Big Biology, Infrastructures, Algorithms, and Race: How Genomics Became Imbricated in Representations of Race

Friday, January 5, 2018: 10:30 AM
Marriott Ballroom, Salon 3 (Marriott Wardman Park)
Joan Fujimura, University of Wisconsin–Madison
In contrast to 19th century European anthropologists and biologists who classified humans into what they assumed to be biologically different racial categories, historians, sociologists, anthropologists, and some biologists writing during the last half of the 20th century, have argued that U.S. designated racial categories do not constitute biologically or genetically distinct populations. Especially since World War II, scholars have emphasized that race categories are social, political, and historical constructions that differ over time and by locale.

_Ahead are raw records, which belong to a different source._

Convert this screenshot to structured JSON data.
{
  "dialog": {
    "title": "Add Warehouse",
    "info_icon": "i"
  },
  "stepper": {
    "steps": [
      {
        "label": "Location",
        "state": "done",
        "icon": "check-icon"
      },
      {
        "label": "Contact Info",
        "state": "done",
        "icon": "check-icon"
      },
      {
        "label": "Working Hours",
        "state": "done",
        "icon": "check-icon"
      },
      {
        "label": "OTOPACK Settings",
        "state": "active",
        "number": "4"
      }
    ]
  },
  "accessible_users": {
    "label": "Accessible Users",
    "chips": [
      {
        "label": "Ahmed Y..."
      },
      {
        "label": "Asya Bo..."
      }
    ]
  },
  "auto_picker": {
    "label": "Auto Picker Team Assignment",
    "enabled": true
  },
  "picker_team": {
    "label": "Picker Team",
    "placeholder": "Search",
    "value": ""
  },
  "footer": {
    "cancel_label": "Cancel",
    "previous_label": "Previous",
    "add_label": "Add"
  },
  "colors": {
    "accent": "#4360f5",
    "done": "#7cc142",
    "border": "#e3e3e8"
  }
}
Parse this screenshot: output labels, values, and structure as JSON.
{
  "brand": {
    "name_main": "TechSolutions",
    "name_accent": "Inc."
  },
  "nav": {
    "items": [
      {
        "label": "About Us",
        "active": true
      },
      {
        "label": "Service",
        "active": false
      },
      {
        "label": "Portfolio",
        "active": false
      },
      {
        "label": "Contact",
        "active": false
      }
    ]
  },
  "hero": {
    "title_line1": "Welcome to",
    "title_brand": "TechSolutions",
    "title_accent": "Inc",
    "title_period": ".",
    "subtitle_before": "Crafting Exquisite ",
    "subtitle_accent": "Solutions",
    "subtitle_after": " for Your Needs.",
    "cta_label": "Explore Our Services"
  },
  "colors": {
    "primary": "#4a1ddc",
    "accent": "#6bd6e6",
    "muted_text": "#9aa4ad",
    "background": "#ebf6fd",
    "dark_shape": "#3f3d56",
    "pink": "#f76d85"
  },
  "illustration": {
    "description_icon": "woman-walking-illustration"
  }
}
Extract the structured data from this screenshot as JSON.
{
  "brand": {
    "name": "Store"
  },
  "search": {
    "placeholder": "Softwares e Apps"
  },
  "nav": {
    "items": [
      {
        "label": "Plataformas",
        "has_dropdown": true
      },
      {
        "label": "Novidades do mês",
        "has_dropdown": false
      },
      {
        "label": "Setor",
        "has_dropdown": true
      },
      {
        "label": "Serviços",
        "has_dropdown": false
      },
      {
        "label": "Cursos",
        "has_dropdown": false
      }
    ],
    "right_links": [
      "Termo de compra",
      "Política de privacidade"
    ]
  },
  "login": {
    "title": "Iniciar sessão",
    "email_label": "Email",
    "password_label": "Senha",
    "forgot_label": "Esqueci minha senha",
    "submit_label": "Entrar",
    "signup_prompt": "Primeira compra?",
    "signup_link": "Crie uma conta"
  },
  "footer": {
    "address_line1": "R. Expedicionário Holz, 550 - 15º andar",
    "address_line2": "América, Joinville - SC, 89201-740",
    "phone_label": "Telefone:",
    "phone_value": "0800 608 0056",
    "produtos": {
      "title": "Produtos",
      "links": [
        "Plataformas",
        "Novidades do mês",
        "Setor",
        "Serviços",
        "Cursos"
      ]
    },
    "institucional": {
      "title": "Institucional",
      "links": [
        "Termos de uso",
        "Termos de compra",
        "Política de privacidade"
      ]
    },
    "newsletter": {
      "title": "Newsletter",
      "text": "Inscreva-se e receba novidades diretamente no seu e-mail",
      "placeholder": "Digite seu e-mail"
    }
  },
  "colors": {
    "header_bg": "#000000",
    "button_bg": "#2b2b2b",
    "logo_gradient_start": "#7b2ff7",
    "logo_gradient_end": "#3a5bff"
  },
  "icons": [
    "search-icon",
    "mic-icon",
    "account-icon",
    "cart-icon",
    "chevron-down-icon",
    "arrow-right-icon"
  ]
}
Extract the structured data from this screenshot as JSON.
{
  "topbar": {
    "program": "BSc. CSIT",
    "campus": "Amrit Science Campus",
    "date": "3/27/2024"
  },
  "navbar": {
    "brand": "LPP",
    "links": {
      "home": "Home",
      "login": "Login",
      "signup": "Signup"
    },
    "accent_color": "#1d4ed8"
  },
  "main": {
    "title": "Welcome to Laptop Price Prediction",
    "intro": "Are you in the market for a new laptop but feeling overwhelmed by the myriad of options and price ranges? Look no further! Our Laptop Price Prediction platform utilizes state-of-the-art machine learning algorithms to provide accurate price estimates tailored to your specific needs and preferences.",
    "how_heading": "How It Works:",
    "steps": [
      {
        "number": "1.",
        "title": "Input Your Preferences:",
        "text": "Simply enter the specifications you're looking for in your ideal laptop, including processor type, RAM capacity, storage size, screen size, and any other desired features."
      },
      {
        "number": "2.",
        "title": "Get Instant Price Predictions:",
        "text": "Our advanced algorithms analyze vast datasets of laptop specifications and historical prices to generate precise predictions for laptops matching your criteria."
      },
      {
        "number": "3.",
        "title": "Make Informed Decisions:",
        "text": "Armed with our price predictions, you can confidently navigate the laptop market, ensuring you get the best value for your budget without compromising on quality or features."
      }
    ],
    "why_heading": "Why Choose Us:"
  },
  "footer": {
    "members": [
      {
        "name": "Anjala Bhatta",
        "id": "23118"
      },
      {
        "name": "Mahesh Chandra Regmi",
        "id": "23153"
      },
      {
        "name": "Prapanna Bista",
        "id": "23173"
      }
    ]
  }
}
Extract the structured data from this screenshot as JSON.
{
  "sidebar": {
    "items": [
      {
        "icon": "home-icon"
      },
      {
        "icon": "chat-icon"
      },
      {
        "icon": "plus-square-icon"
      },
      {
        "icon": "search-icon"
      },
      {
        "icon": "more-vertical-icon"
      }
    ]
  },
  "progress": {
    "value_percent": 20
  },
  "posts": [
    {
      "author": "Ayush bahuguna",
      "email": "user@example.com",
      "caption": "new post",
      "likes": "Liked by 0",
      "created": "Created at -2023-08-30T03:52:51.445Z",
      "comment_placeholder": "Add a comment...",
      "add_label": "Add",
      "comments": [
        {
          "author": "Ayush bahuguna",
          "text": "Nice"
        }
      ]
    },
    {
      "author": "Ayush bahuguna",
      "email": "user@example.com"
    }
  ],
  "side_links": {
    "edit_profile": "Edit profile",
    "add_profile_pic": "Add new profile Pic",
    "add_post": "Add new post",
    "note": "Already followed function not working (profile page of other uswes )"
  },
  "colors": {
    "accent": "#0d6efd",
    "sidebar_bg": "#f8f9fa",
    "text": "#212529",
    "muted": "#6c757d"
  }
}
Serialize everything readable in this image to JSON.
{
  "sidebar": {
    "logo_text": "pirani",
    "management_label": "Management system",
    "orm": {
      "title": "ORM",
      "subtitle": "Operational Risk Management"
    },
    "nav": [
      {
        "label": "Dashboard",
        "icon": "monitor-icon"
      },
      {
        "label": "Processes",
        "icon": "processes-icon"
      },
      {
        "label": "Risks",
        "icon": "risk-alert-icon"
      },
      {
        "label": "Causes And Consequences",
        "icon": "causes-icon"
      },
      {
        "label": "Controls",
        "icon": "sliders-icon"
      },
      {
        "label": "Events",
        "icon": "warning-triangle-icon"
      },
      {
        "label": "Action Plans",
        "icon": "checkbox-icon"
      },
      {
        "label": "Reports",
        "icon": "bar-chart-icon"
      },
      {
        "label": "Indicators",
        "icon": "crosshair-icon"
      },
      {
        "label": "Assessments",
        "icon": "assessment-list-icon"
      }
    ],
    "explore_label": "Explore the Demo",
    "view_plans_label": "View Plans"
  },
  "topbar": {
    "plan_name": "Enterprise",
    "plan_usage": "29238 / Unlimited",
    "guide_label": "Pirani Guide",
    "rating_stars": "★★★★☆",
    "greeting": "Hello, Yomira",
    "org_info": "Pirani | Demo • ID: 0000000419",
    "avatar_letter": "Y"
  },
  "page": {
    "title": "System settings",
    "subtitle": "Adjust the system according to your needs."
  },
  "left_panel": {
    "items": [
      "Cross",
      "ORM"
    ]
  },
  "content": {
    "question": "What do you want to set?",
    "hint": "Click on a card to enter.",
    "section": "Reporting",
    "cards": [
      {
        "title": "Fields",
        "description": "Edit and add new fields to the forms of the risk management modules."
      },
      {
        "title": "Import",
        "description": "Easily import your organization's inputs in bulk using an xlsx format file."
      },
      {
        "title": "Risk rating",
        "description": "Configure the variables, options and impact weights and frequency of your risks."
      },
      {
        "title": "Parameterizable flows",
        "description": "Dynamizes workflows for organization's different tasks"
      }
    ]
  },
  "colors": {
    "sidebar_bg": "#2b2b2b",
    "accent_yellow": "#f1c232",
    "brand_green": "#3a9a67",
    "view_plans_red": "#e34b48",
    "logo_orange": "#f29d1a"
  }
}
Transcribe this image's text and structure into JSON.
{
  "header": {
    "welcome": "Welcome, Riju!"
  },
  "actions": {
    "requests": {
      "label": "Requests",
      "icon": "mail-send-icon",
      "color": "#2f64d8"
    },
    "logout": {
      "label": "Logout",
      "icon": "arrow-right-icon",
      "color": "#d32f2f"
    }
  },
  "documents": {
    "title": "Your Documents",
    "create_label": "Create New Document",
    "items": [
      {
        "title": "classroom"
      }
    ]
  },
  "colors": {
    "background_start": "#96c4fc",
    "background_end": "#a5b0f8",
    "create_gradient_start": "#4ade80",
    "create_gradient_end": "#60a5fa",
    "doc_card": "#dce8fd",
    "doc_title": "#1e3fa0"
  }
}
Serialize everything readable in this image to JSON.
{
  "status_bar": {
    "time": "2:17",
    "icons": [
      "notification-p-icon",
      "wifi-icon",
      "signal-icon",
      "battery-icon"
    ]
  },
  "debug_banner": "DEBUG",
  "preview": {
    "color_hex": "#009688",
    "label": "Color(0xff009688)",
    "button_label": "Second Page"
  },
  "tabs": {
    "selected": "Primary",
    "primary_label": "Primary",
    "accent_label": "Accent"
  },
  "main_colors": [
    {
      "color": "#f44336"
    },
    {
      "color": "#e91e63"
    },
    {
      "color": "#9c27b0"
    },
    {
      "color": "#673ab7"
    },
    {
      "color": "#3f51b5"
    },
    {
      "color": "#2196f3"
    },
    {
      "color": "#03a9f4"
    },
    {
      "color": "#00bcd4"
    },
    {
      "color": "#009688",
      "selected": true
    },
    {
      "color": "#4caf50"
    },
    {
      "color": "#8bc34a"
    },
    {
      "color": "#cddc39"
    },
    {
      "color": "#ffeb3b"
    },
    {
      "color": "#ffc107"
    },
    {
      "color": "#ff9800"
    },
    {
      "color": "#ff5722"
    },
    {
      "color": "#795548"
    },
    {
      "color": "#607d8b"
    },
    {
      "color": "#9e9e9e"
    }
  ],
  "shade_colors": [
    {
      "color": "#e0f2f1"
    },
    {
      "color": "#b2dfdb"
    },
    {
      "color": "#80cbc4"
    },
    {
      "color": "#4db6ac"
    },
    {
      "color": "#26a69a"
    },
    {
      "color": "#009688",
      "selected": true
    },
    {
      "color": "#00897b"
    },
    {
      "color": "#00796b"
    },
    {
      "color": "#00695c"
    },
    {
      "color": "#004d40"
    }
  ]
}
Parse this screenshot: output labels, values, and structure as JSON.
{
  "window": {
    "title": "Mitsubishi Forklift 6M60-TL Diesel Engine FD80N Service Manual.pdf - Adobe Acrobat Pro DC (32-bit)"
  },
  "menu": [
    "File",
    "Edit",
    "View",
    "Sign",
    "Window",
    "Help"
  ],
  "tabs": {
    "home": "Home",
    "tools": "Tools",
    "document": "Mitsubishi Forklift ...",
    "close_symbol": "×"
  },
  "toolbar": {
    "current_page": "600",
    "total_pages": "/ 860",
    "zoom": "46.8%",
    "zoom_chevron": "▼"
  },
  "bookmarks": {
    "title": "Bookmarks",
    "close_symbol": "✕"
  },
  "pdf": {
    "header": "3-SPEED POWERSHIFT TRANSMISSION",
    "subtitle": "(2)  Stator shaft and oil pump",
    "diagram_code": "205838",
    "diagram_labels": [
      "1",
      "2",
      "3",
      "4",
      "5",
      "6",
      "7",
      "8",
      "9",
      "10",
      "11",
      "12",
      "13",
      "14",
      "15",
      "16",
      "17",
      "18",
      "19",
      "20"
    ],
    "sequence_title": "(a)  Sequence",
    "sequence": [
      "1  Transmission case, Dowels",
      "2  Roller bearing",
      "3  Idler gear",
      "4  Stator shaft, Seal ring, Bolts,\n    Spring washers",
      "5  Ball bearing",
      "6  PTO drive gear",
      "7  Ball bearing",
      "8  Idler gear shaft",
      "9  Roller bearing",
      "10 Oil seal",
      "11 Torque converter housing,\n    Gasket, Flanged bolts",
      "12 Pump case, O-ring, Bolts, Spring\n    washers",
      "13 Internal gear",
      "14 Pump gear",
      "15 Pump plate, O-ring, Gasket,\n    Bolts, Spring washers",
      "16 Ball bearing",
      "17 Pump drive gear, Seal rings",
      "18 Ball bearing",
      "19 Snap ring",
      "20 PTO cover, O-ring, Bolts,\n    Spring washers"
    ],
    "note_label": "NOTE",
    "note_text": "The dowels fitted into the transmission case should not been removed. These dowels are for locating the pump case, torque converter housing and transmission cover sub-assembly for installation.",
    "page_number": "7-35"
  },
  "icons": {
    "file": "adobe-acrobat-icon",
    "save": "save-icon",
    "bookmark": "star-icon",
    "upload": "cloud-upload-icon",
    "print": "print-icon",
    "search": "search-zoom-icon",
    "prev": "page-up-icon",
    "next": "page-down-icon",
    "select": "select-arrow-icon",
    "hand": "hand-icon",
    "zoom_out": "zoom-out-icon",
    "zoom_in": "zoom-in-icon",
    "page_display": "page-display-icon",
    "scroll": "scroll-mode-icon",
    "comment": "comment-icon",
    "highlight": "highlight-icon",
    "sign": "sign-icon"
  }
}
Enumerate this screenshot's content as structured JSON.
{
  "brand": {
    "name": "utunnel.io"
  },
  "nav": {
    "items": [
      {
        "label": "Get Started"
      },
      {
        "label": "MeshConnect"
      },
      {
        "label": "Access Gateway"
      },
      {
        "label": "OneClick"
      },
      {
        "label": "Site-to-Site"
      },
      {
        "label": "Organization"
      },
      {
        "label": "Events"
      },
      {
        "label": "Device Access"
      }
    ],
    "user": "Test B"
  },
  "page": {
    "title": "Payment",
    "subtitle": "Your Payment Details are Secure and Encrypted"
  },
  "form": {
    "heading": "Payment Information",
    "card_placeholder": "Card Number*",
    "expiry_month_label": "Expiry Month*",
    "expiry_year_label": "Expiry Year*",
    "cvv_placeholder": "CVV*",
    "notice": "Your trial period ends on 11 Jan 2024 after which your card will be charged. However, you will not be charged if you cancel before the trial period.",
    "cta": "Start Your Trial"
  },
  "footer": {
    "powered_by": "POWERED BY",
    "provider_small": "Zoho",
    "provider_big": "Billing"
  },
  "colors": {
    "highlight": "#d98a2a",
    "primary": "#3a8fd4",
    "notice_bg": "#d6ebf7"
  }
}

Yet, in the 21st century, biomedical research on genomic risks for disease appeared to reinvigorate late 19th and early 20th century notions of races as genetic groups. To examine this claim, we conducted an archaeology of the data infrastructures used in genomic research to unearth the assumptions built into its practices and tools. We examine several layers of infrastructures, including algorithms. In other words, we show that infrastructures and algorithms are social organizations. These tools of science incorporate social assumptions and institutional arrangements. In order to understand which understandings and institutional arrangements become part of our scientific knowledge, for example, we deconstructed algorithmic technologies and software to examine how they were built and with which assumptions and definitions; we do not take them for granted. We show how choices made about algorithmic technologies and the data to which they are applied are value choices that have effects on population genetic data and their outcomes. That is, we show how socio-political and institutional concepts of race in the U.S. have been woven into the fabric of contemporary practices of knowledge production in new biomedical genomic and population genetic research.